Надо будет найти для него что-нибудь тибетское. Начало двадцатого века сойдет. Какую-нибудь страшную красномордую статуэтку с черепами на поясе, или Будду хорошо бы нефритового, но на это никаких денег не хватит. Надо бы повернуть дело так, что, по слухам, они то ли до Шамбалы добрели, то ли махатм видели. Или с Рерихами встречались. Ему будет чем гордиться, потому что дальше семейство немножко выродится, что в двадцатом веке неудивительно.

– От старовера фотографий не осталось, потому что он считал, что это бесовское. А вот неродного прадеда можно и поискать.

Я подвинул ему коробку.

– От него даже фамилии не осталось, потому что дети ее – родные и приемные – ревновали и его ненавидели. И все-все фотографии его уничтожили. И те, где они вдвоем, рядом с вьючной лошадью, он с ружьем за плечами, она в сапогах и такой шляпе... Она носила штаны, была очень продвинутая для того времени. Осталась только одна фотография, ее нашли уже внуки, когда разбирали бумаги. Вот и ищите. Это неродной прадед, так что тут ваша кровь ничего особенного не скажет. Просто чтобы колоритный был и в сапогах.

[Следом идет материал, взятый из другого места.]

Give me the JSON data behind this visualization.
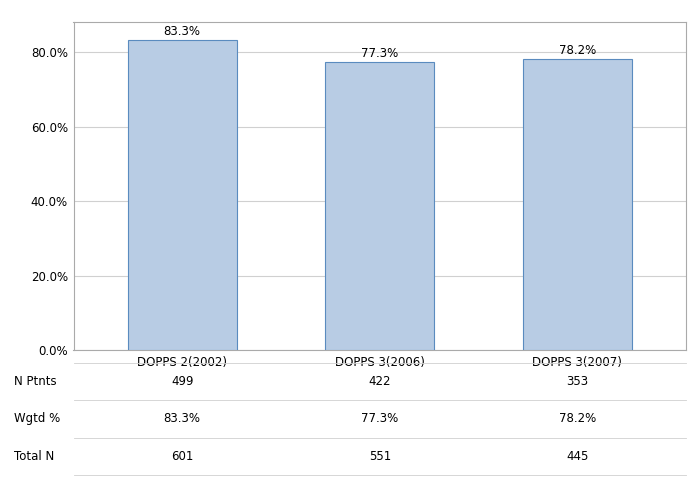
{
  "categories": [
    "DOPPS 2(2002)",
    "DOPPS 3(2006)",
    "DOPPS 3(2007)"
  ],
  "values": [
    83.3,
    77.3,
    78.2
  ],
  "bar_color": "#b8cce4",
  "bar_edge_color": "#5a8bbf",
  "bar_labels": [
    "83.3%",
    "77.3%",
    "78.2%"
  ],
  "ylim": [
    0,
    88
  ],
  "yticks": [
    0,
    20,
    40,
    60,
    80
  ],
  "ytick_labels": [
    "0.0%",
    "20.0%",
    "40.0%",
    "60.0%",
    "80.0%"
  ],
  "background_color": "#ffffff",
  "grid_color": "#d0d0d0",
  "table_rows": [
    "N Ptnts",
    "Wgtd %",
    "Total N"
  ],
  "table_data": [
    [
      "499",
      "422",
      "353"
    ],
    [
      "83.3%",
      "77.3%",
      "78.2%"
    ],
    [
      "601",
      "551",
      "445"
    ]
  ],
  "label_fontsize": 8.5,
  "tick_fontsize": 8.5,
  "table_fontsize": 8.5,
  "bar_label_fontsize": 8.5,
  "spine_color": "#aaaaaa"
}
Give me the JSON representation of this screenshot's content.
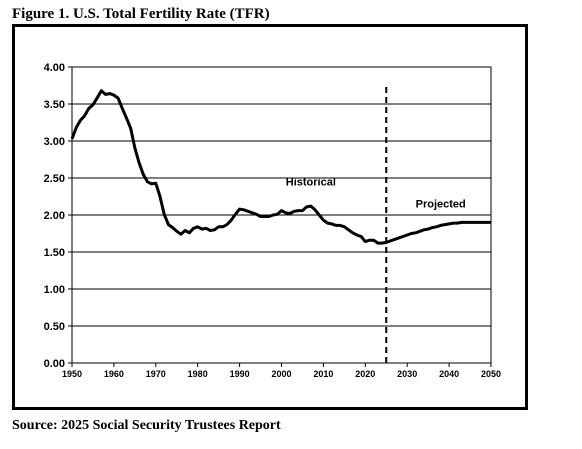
{
  "figure_title": "Figure 1. U.S. Total Fertility Rate (TFR)",
  "source": "Source: 2025 Social Security Trustees Report",
  "chart_data": {
    "type": "line",
    "title": "Figure 1. U.S. Total Fertility Rate (TFR)",
    "xlabel": "",
    "ylabel": "",
    "xlim": [
      1950,
      2050
    ],
    "ylim": [
      0,
      4
    ],
    "x_ticks": [
      1950,
      1960,
      1970,
      1980,
      1990,
      2000,
      2010,
      2020,
      2030,
      2040,
      2050
    ],
    "y_ticks": [
      "0.00",
      "0.50",
      "1.00",
      "1.50",
      "2.00",
      "2.50",
      "3.00",
      "3.50",
      "4.00"
    ],
    "grid": "horizontal",
    "divider_x": 2025,
    "annotations": [
      {
        "text": "Historical",
        "x": 2007,
        "y": 2.4
      },
      {
        "text": "Projected",
        "x": 2038,
        "y": 2.1
      }
    ],
    "series": [
      {
        "x": [
          1950,
          1951,
          1952,
          1953,
          1954,
          1955,
          1956,
          1957,
          1958,
          1959,
          1960,
          1961,
          1962,
          1963,
          1964,
          1965,
          1966,
          1967,
          1968,
          1969,
          1970,
          1971,
          1972,
          1973,
          1974,
          1975,
          1976,
          1977,
          1978,
          1979,
          1980,
          1981,
          1982,
          1983,
          1984,
          1985,
          1986,
          1987,
          1988,
          1989,
          1990,
          1991,
          1992,
          1993,
          1994,
          1995,
          1996,
          1997,
          1998,
          1999,
          2000,
          2001,
          2002,
          2003,
          2004,
          2005,
          2006,
          2007,
          2008,
          2009,
          2010,
          2011,
          2012,
          2013,
          2014,
          2015,
          2016,
          2017,
          2018,
          2019,
          2020,
          2021,
          2022,
          2023,
          2024,
          2025,
          2026,
          2027,
          2028,
          2029,
          2030,
          2031,
          2032,
          2033,
          2034,
          2035,
          2036,
          2037,
          2038,
          2039,
          2040,
          2041,
          2042,
          2043,
          2044,
          2045,
          2046,
          2047,
          2048,
          2049,
          2050
        ],
        "values": [
          3.03,
          3.18,
          3.28,
          3.34,
          3.44,
          3.49,
          3.58,
          3.68,
          3.63,
          3.64,
          3.62,
          3.58,
          3.44,
          3.31,
          3.17,
          2.91,
          2.71,
          2.55,
          2.45,
          2.42,
          2.43,
          2.25,
          2.01,
          1.87,
          1.83,
          1.78,
          1.74,
          1.79,
          1.76,
          1.82,
          1.84,
          1.81,
          1.82,
          1.79,
          1.8,
          1.84,
          1.84,
          1.87,
          1.93,
          2.01,
          2.08,
          2.07,
          2.05,
          2.03,
          2.01,
          1.98,
          1.98,
          1.98,
          2.0,
          2.01,
          2.06,
          2.03,
          2.02,
          2.05,
          2.06,
          2.06,
          2.11,
          2.12,
          2.07,
          2.0,
          1.93,
          1.89,
          1.88,
          1.86,
          1.86,
          1.84,
          1.8,
          1.76,
          1.73,
          1.71,
          1.64,
          1.66,
          1.66,
          1.62,
          1.62,
          1.63,
          1.65,
          1.67,
          1.69,
          1.71,
          1.73,
          1.75,
          1.76,
          1.78,
          1.8,
          1.81,
          1.83,
          1.84,
          1.86,
          1.87,
          1.88,
          1.89,
          1.89,
          1.9,
          1.9,
          1.9,
          1.9,
          1.9,
          1.9,
          1.9,
          1.9
        ]
      }
    ]
  }
}
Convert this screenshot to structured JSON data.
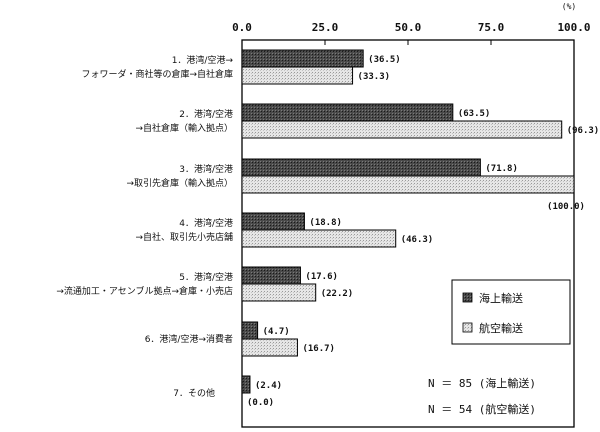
{
  "chart_data": {
    "type": "bar",
    "orientation": "horizontal",
    "unit_label": "(%)",
    "xlim": [
      0,
      100
    ],
    "x_ticks": [
      "0.0",
      "25.0",
      "50.0",
      "75.0",
      "100.0"
    ],
    "categories": [
      [
        "1．港湾/空港→",
        "フォワーダ・商社等の倉庫→自社倉庫"
      ],
      [
        "2．港湾/空港",
        "→自社倉庫（輸入拠点）"
      ],
      [
        "3．港湾/空港",
        "→取引先倉庫（輸入拠点）"
      ],
      [
        "4．港湾/空港",
        "→自社、取引先小売店舗"
      ],
      [
        "5．港湾/空港",
        "→流通加工・アセンブル拠点→倉庫・小売店"
      ],
      [
        "6．港湾/空港→消費者"
      ],
      [
        "7．その他"
      ]
    ],
    "series": [
      {
        "name": "海上輸送",
        "color": "#3c3c3c",
        "values": [
          36.5,
          63.5,
          71.8,
          18.8,
          17.6,
          4.7,
          2.4
        ],
        "labels": [
          "(36.5)",
          "(63.5)",
          "(71.8)",
          "(18.8)",
          "(17.6)",
          "(4.7)",
          "(2.4)"
        ]
      },
      {
        "name": "航空輸送",
        "color": "#dcdcdc",
        "values": [
          33.3,
          96.3,
          100.0,
          46.3,
          22.2,
          16.7,
          0.0
        ],
        "labels": [
          "(33.3)",
          "(96.3)",
          "(100.0)",
          "(46.3)",
          "(22.2)",
          "(16.7)",
          "(0.0)"
        ]
      }
    ],
    "legend": {
      "placement": "right",
      "items": [
        "海上輸送",
        "航空輸送"
      ]
    },
    "notes": [
      "N ＝ 85 (海上輸送)",
      "N ＝ 54 (航空輸送)"
    ],
    "grid": false
  }
}
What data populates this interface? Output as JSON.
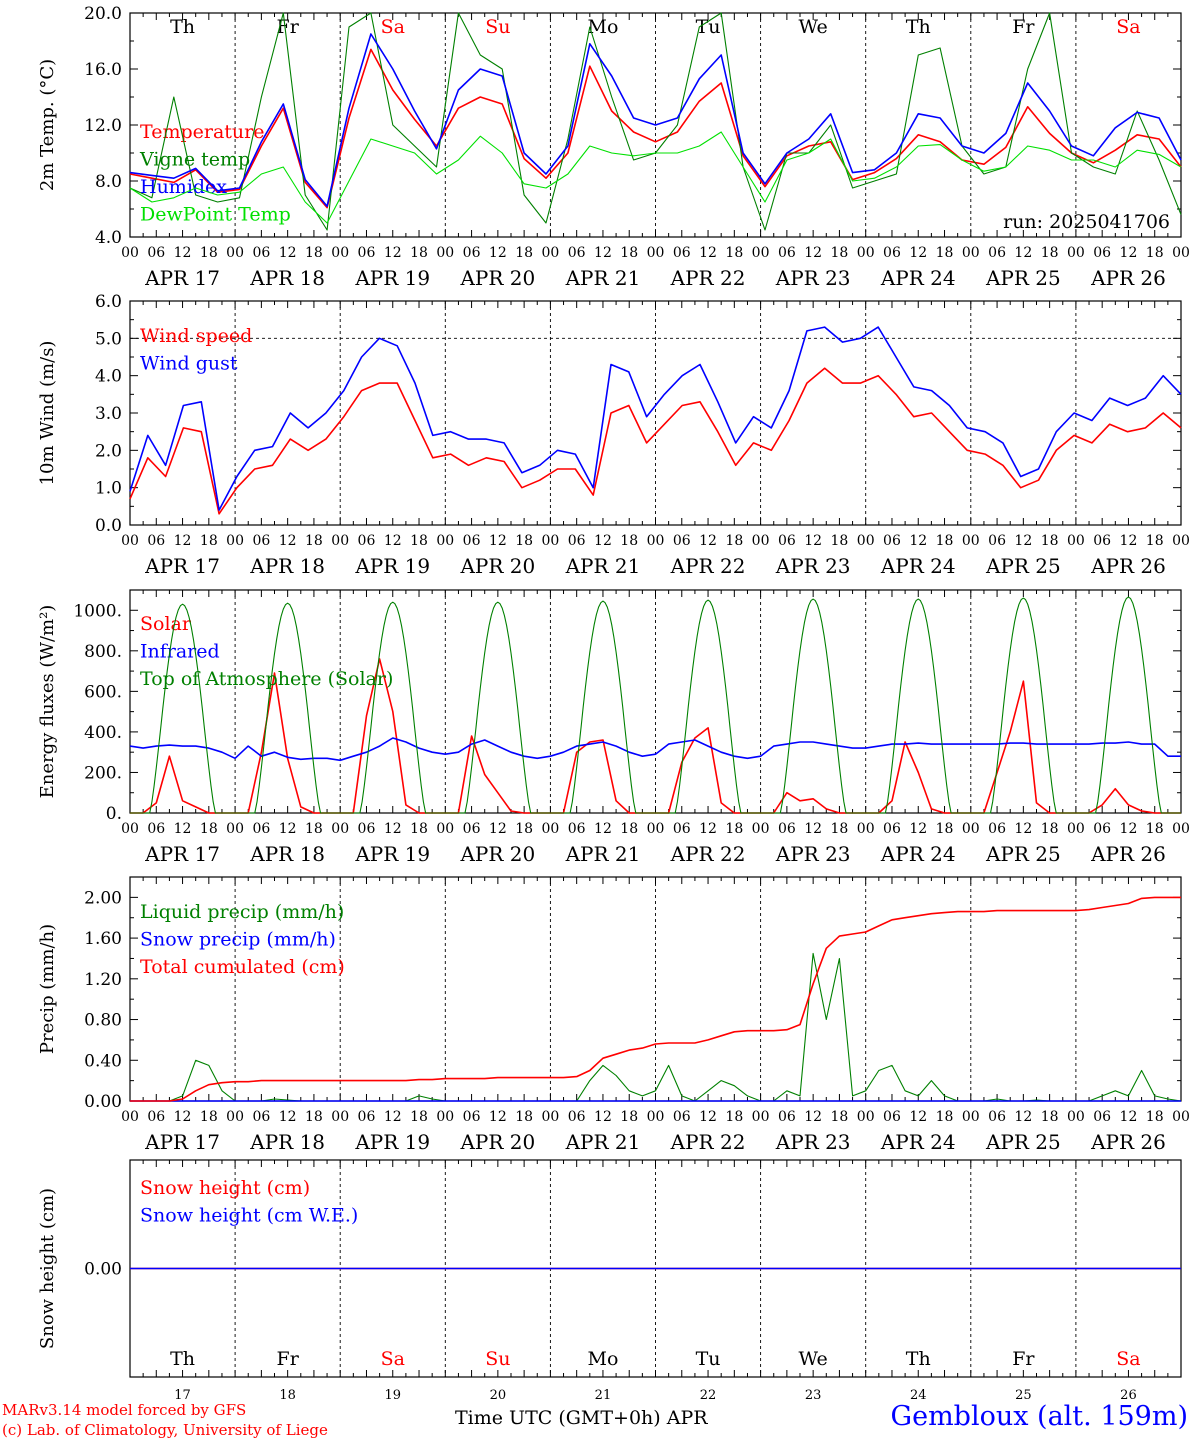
{
  "meta": {
    "run_label": "run: 2025041706",
    "model_line": "MARv3.14 model forced by GFS",
    "credit_line": "(c) Lab. of Climatology, University of Liege",
    "station": "Gembloux (alt. 159m)",
    "xaxis_label": "Time UTC (GMT+0h) APR",
    "colors": {
      "red": "#ff0000",
      "green": "#008000",
      "blue": "#0000ff",
      "lightgreen": "#00e000",
      "frame": "#000000"
    }
  },
  "days": {
    "weekday": [
      "Th",
      "Fr",
      "Sa",
      "Su",
      "Mo",
      "Tu",
      "We",
      "Th",
      "Fr",
      "Sa"
    ],
    "weekend": [
      false,
      false,
      true,
      true,
      false,
      false,
      false,
      false,
      false,
      true
    ],
    "date_label": [
      "APR 17",
      "APR 18",
      "APR 19",
      "APR 20",
      "APR 21",
      "APR 22",
      "APR 23",
      "APR 24",
      "APR 25",
      "APR 26"
    ],
    "day_number": [
      "17",
      "18",
      "19",
      "20",
      "21",
      "22",
      "23",
      "24",
      "25",
      "26"
    ],
    "hour_ticks": [
      "00",
      "06",
      "12",
      "18"
    ],
    "end_tick": "00"
  },
  "chart_data": [
    {
      "id": "temp",
      "type": "line",
      "ylabel": "2m Temp. (°C)",
      "ylim": [
        4,
        20
      ],
      "yticks": [
        4,
        8,
        12,
        16,
        20
      ],
      "ytick_labels": [
        "4.0",
        "8.0",
        "12.0",
        "16.0",
        "20.0"
      ],
      "x_hours_start": 0,
      "x_hours_end": 240,
      "x_step_hours": 6,
      "show_weekdays": true,
      "show_run": true,
      "series": [
        {
          "name": "Temperature",
          "color": "red",
          "values": [
            8.5,
            8.2,
            7.9,
            8.8,
            7.2,
            7.4,
            10.5,
            13.2,
            7.9,
            6.1,
            12.5,
            17.4,
            14.5,
            12.4,
            10.5,
            13.2,
            14.0,
            13.5,
            9.6,
            8.2,
            10.0,
            16.2,
            13.0,
            11.5,
            10.8,
            11.5,
            13.7,
            15.0,
            9.8,
            7.6,
            9.8,
            10.5,
            10.8,
            8.1,
            8.6,
            9.6,
            11.3,
            10.8,
            9.5,
            9.2,
            10.4,
            13.3,
            11.4,
            10.0,
            9.3,
            10.2,
            11.3,
            11.0,
            9.0
          ]
        },
        {
          "name": "Vigne temp",
          "color": "green",
          "values": [
            7.5,
            6.8,
            14.0,
            7.0,
            6.5,
            6.8,
            14.0,
            22.0,
            7.0,
            4.5,
            19.0,
            21.0,
            12.0,
            10.5,
            9.0,
            20.0,
            17.0,
            16.0,
            7.0,
            5.0,
            11.0,
            19.0,
            14.0,
            9.5,
            10.0,
            12.0,
            19.0,
            21.0,
            9.0,
            4.5,
            10.0,
            10.0,
            12.0,
            7.5,
            8.0,
            8.5,
            17.0,
            17.5,
            10.5,
            8.5,
            9.0,
            16.0,
            20.0,
            10.0,
            9.0,
            8.5,
            13.0,
            9.5,
            5.6
          ]
        },
        {
          "name": "Humidex",
          "color": "blue",
          "values": [
            8.6,
            8.4,
            8.2,
            8.9,
            7.3,
            7.5,
            10.8,
            13.5,
            8.1,
            6.2,
            13.2,
            18.5,
            16.0,
            13.0,
            10.3,
            14.5,
            16.0,
            15.5,
            10.0,
            8.5,
            10.5,
            17.8,
            15.5,
            12.5,
            12.0,
            12.5,
            15.3,
            17.0,
            10.0,
            7.8,
            10.0,
            11.0,
            12.8,
            8.6,
            8.8,
            10.0,
            12.8,
            12.5,
            10.5,
            10.0,
            11.4,
            15.0,
            13.0,
            10.5,
            9.8,
            11.8,
            12.9,
            12.5,
            9.5
          ]
        },
        {
          "name": "DewPoint Temp",
          "color": "lightgreen",
          "values": [
            7.5,
            6.5,
            6.8,
            7.5,
            7.0,
            7.2,
            8.5,
            9.0,
            6.5,
            5.0,
            8.0,
            11.0,
            10.5,
            10.0,
            8.5,
            9.5,
            11.2,
            10.0,
            7.8,
            7.5,
            8.5,
            10.5,
            10.0,
            9.8,
            10.0,
            10.0,
            10.5,
            11.5,
            9.0,
            6.5,
            9.5,
            10.0,
            11.0,
            8.0,
            8.2,
            9.0,
            10.5,
            10.6,
            9.5,
            8.7,
            9.0,
            10.5,
            10.2,
            9.5,
            9.5,
            9.0,
            10.2,
            9.9,
            9.0
          ]
        }
      ]
    },
    {
      "id": "wind",
      "type": "line",
      "ylabel": "10m Wind (m/s)",
      "ylim": [
        0,
        6
      ],
      "yticks": [
        0,
        1,
        2,
        3,
        4,
        5,
        6
      ],
      "ytick_labels": [
        "0.0",
        "1.0",
        "2.0",
        "3.0",
        "4.0",
        "5.0",
        "6.0"
      ],
      "ref_line": 5,
      "x_hours_start": 0,
      "x_hours_end": 240,
      "x_step_hours": 6,
      "series": [
        {
          "name": "Wind speed",
          "color": "red",
          "values": [
            0.7,
            1.8,
            1.3,
            2.6,
            2.5,
            0.3,
            1.0,
            1.5,
            1.6,
            2.3,
            2.0,
            2.3,
            2.9,
            3.6,
            3.8,
            3.8,
            2.8,
            1.8,
            1.9,
            1.6,
            1.8,
            1.7,
            1.0,
            1.2,
            1.5,
            1.5,
            0.8,
            3.0,
            3.2,
            2.2,
            2.7,
            3.2,
            3.3,
            2.5,
            1.6,
            2.2,
            2.0,
            2.8,
            3.8,
            4.2,
            3.8,
            3.8,
            4.0,
            3.5,
            2.9,
            3.0,
            2.5,
            2.0,
            1.9,
            1.6,
            1.0,
            1.2,
            2.0,
            2.4,
            2.2,
            2.7,
            2.5,
            2.6,
            3.0,
            2.6
          ]
        },
        {
          "name": "Wind gust",
          "color": "blue",
          "values": [
            0.9,
            2.4,
            1.6,
            3.2,
            3.3,
            0.4,
            1.3,
            2.0,
            2.1,
            3.0,
            2.6,
            3.0,
            3.6,
            4.5,
            5.0,
            4.8,
            3.8,
            2.4,
            2.5,
            2.3,
            2.3,
            2.2,
            1.4,
            1.6,
            2.0,
            1.9,
            1.0,
            4.3,
            4.1,
            2.9,
            3.5,
            4.0,
            4.3,
            3.3,
            2.2,
            2.9,
            2.6,
            3.6,
            5.2,
            5.3,
            4.9,
            5.0,
            5.3,
            4.5,
            3.7,
            3.6,
            3.2,
            2.6,
            2.5,
            2.2,
            1.3,
            1.5,
            2.5,
            3.0,
            2.8,
            3.4,
            3.2,
            3.4,
            4.0,
            3.5
          ]
        }
      ]
    },
    {
      "id": "energy",
      "type": "line",
      "ylabel": "Energy fluxes (W/m²)",
      "ylim": [
        0,
        1100
      ],
      "yticks": [
        0,
        200,
        400,
        600,
        800,
        1000
      ],
      "ytick_labels": [
        "0.",
        "200.",
        "400.",
        "600.",
        "800.",
        "1000."
      ],
      "x_hours_start": 0,
      "x_hours_end": 240,
      "x_step_hours": 3,
      "series": [
        {
          "name": "Solar",
          "color": "red",
          "values": [
            0,
            0,
            50,
            280,
            60,
            30,
            0,
            0,
            0,
            0,
            300,
            690,
            270,
            30,
            0,
            0,
            0,
            0,
            480,
            760,
            500,
            40,
            0,
            0,
            0,
            0,
            380,
            190,
            100,
            10,
            0,
            0,
            0,
            0,
            300,
            350,
            360,
            60,
            0,
            0,
            0,
            0,
            250,
            370,
            420,
            50,
            0,
            0,
            0,
            0,
            100,
            60,
            70,
            20,
            0,
            0,
            0,
            0,
            60,
            350,
            200,
            20,
            0,
            0,
            0,
            0,
            200,
            400,
            650,
            50,
            0,
            0,
            0,
            0,
            40,
            120,
            40,
            10,
            0,
            0,
            0
          ]
        },
        {
          "name": "Infrared",
          "color": "blue",
          "values": [
            330,
            320,
            330,
            335,
            330,
            330,
            320,
            300,
            270,
            330,
            280,
            300,
            275,
            265,
            270,
            270,
            260,
            280,
            300,
            330,
            370,
            350,
            320,
            300,
            290,
            300,
            340,
            360,
            330,
            300,
            280,
            270,
            280,
            300,
            330,
            340,
            350,
            330,
            300,
            280,
            290,
            340,
            350,
            360,
            330,
            300,
            280,
            270,
            280,
            330,
            340,
            350,
            350,
            340,
            330,
            320,
            320,
            330,
            340,
            340,
            345,
            340,
            340,
            340,
            340,
            340,
            340,
            345,
            345,
            340,
            340,
            340,
            340,
            340,
            345,
            345,
            350,
            340,
            340,
            280,
            280
          ]
        },
        {
          "name": "Top of Atmosphere (Solar)",
          "color": "green",
          "peak": [
            1030,
            1035,
            1040,
            1040,
            1045,
            1050,
            1055,
            1055,
            1060,
            1065
          ],
          "day_start_hour": 4.5,
          "day_end_hour": 19.5
        }
      ]
    },
    {
      "id": "precip",
      "type": "line",
      "ylabel": "Precip (mm/h)",
      "ylim": [
        0,
        2.2
      ],
      "yticks": [
        0,
        0.4,
        0.8,
        1.2,
        1.6,
        2.0
      ],
      "ytick_labels": [
        "0.00",
        "0.40",
        "0.80",
        "1.20",
        "1.60",
        "2.00"
      ],
      "x_hours_start": 0,
      "x_hours_end": 240,
      "x_step_hours": 3,
      "series": [
        {
          "name": "Liquid precip (mm/h)",
          "color": "green",
          "values": [
            0,
            0,
            0,
            0,
            0.05,
            0.4,
            0.35,
            0.1,
            0,
            0,
            0,
            0.02,
            0.01,
            0,
            0,
            0,
            0,
            0,
            0,
            0,
            0,
            0,
            0.05,
            0.02,
            0,
            0,
            0,
            0,
            0,
            0,
            0,
            0,
            0,
            0,
            0,
            0.2,
            0.35,
            0.25,
            0.1,
            0.05,
            0.1,
            0.35,
            0.05,
            0,
            0.1,
            0.2,
            0.15,
            0.05,
            0,
            0,
            0.1,
            0.05,
            1.45,
            0.8,
            1.4,
            0.05,
            0.1,
            0.3,
            0.35,
            0.1,
            0.05,
            0.2,
            0.05,
            0,
            0,
            0,
            0.02,
            0,
            0,
            0.01,
            0,
            0,
            0,
            0,
            0.05,
            0.1,
            0.05,
            0.3,
            0.05,
            0.02,
            0
          ]
        },
        {
          "name": "Snow precip (mm/h)",
          "color": "blue",
          "values": [
            0,
            0,
            0,
            0,
            0,
            0,
            0,
            0,
            0,
            0,
            0,
            0,
            0,
            0,
            0,
            0,
            0,
            0,
            0,
            0,
            0,
            0,
            0,
            0,
            0,
            0,
            0,
            0,
            0,
            0,
            0,
            0,
            0,
            0,
            0,
            0,
            0,
            0,
            0,
            0,
            0,
            0,
            0,
            0,
            0,
            0,
            0,
            0,
            0,
            0,
            0,
            0,
            0,
            0,
            0,
            0,
            0,
            0,
            0,
            0,
            0,
            0,
            0,
            0,
            0,
            0,
            0,
            0,
            0,
            0,
            0,
            0,
            0,
            0,
            0,
            0,
            0,
            0,
            0,
            0,
            0
          ]
        },
        {
          "name": "Total cumulated (cm)",
          "color": "red",
          "values": [
            0,
            0,
            0,
            0,
            0.02,
            0.1,
            0.16,
            0.18,
            0.19,
            0.19,
            0.2,
            0.2,
            0.2,
            0.2,
            0.2,
            0.2,
            0.2,
            0.2,
            0.2,
            0.2,
            0.2,
            0.2,
            0.21,
            0.21,
            0.22,
            0.22,
            0.22,
            0.22,
            0.23,
            0.23,
            0.23,
            0.23,
            0.23,
            0.23,
            0.24,
            0.3,
            0.42,
            0.46,
            0.5,
            0.52,
            0.56,
            0.57,
            0.57,
            0.57,
            0.6,
            0.64,
            0.68,
            0.69,
            0.69,
            0.69,
            0.7,
            0.75,
            1.15,
            1.5,
            1.62,
            1.64,
            1.66,
            1.72,
            1.78,
            1.8,
            1.82,
            1.84,
            1.85,
            1.86,
            1.86,
            1.86,
            1.87,
            1.87,
            1.87,
            1.87,
            1.87,
            1.87,
            1.87,
            1.88,
            1.9,
            1.92,
            1.94,
            1.99,
            2.0,
            2.0,
            2.0
          ]
        }
      ]
    },
    {
      "id": "snow",
      "type": "line",
      "ylabel": "Snow height (cm)",
      "ylim": [
        -1,
        1
      ],
      "yticks": [
        0
      ],
      "ytick_labels": [
        "0.00"
      ],
      "x_hours_start": 0,
      "x_hours_end": 240,
      "x_step_hours": 240,
      "show_weekdays_bottom": true,
      "series": [
        {
          "name": "Snow height (cm)",
          "color": "red",
          "values": [
            0,
            0
          ]
        },
        {
          "name": "Snow height (cm W.E.)",
          "color": "blue",
          "values": [
            0,
            0
          ]
        }
      ]
    }
  ]
}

Он зарылся в фотографии, перебирая их сильными неловкими пальцами. На лице его застыла смесь ожидания и страха. Словно он и впрямь рассчитывал выудить из коробки неродного тибетского прадедушку.

Фамилии не осталось, это хорошо. Это правильный штрих. Каждый, кому он будет рассказывать эту историю, вспомнит, что читал о ком-то таком. Тибет сейчас в моде.

Я почувствовал, что устал. Я ведь никогда не работал при клиенте, вместе с клиентом, а тут какие-то бабушки, дедушки...

Несуществующие родственники плодились в воображении сами по себе, без моего участия, и мне пришлось сделать усилие, чтобы утихомирить всю эту ораву. Тибетский артефакт – это хорошо, это то, что надо, в этом есть та доля безумия, которая сообщает истории правдоподобие. Никто в здравом уме не выдумает предков, с которыми общались махатмы.

– Это у вас телефон звонит? – Он поднял глаза, и я с ужасом увидел, что они у него покраснели. Правда, может, это из-за ремонта? Бывают же аллергии всякие.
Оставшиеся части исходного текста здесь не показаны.